Nasza firma zmienia siedzibę. Dostałem odpowiedzialne zadanie znalezienia lepszego łącza internetowego od obecnego. Poczciwa Neostrada przez ostatnie półtora roku zawiodła nas może z raz, ale jej oferta przestaje być dla nas wystarczająca — nie dlatego, że wszyscy ściągają gołe baby (gołe grube baby — z moich statystyk wynika, że tych internauci szukają najczęściej) i zapychają łącze, ale dlatego, że w naszej branży często wysyła się duże pliki komu innemu. Neo nawet w najwyższych opcjach ssie, jeśli chodzi o upload.
Postanowiłem sprawdzić, czy Chello nas dopuści. Napisałem grzecznego maila — że jesteśmy firmą, że sześć komputerów na jednym routerze i czy by mogli nam dostarczać, bo bardzo chcemy.
Po tygodniu przyszła odpowiedź:
Witam serdecznie,<?xml:namespace prefix = o ns = “urn:schemas-microsoft-com:office:office” />
Okej… Czytam dalej…
Ze względu na terytorialne zróżnicowanie naszej oferty uprzejmie proszę o podanie pełnego adresu zamieszkania (miejscowość, ulica, numer budynku, numer mieszkania).
Nie jestem jakimś freakiem, jeśli chodzi o zachowanie mojej prywatności, ale to chyba lekkie przegięcie — w tym bloku Internet zakładacie tylko w lokalach o numerach nieparzystych?!
A list pani Agnieszka z Info UPC kończy ciepło:
Po spełnieniu wymaganych formalności będę mogła udzielić Pani informacji.
Wiecie, co jest najgorsze? Nie to, że mówią mi per “pani Schemas-Microsoft” albo że pod pretekstem “terytorialnego zróżnicowania oferty” próbują wyciągnąć ode mnie ciut za dużo danych osobowych. Nie. Najbardziej mnie wkurza, że jestem prawie pewien, że się nie da, a napisałem do nich na tzw. pałę. Z tego, co słyszałem, Chello nie obsługuje firm i nie toleruje więcej niż pięciu komputerów na jednym łączu.

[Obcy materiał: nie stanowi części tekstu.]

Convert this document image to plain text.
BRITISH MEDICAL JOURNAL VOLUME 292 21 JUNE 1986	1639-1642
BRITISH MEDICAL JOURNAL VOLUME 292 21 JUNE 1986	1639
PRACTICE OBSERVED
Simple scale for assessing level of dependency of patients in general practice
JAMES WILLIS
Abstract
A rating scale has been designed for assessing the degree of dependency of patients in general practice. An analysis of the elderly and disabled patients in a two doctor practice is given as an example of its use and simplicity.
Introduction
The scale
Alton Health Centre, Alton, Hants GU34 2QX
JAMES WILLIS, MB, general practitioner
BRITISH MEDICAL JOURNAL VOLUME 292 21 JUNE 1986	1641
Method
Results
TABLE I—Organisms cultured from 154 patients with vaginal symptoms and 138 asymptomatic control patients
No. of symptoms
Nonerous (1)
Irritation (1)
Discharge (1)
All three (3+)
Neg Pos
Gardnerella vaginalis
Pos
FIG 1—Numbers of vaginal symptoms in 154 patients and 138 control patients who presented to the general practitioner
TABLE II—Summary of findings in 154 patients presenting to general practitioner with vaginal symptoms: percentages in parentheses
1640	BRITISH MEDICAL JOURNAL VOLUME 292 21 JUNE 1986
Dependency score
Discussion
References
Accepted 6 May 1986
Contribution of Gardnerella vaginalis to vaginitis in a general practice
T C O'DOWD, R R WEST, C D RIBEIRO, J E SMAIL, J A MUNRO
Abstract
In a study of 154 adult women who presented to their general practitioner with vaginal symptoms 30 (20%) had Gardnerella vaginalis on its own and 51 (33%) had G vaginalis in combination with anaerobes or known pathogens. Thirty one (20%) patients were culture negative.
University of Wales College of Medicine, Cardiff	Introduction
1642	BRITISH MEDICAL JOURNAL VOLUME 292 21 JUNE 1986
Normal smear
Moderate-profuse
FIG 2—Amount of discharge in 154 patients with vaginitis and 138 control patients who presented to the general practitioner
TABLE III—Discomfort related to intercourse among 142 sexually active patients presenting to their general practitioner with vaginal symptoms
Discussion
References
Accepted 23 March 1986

Ale zamiast napisać “spierdalaj pan”, realizują jakieś swoje procedurki, bo tak mają w bumagach od zwierzchników napisane: “1. Sprawdzić, gdzie mieszka. — 2. Sprawdzić, czy obsługujemy ten adres. — 3. Jeśli obsługujemy, sprawdzić, czy nie firma. — 4. Napisał w pierwszym mailu, że firma? To niech spierdala i nam głowy nie zawraca”.
No i mam za swoje. Taki jestem mundry, to trzeba było nie pisać.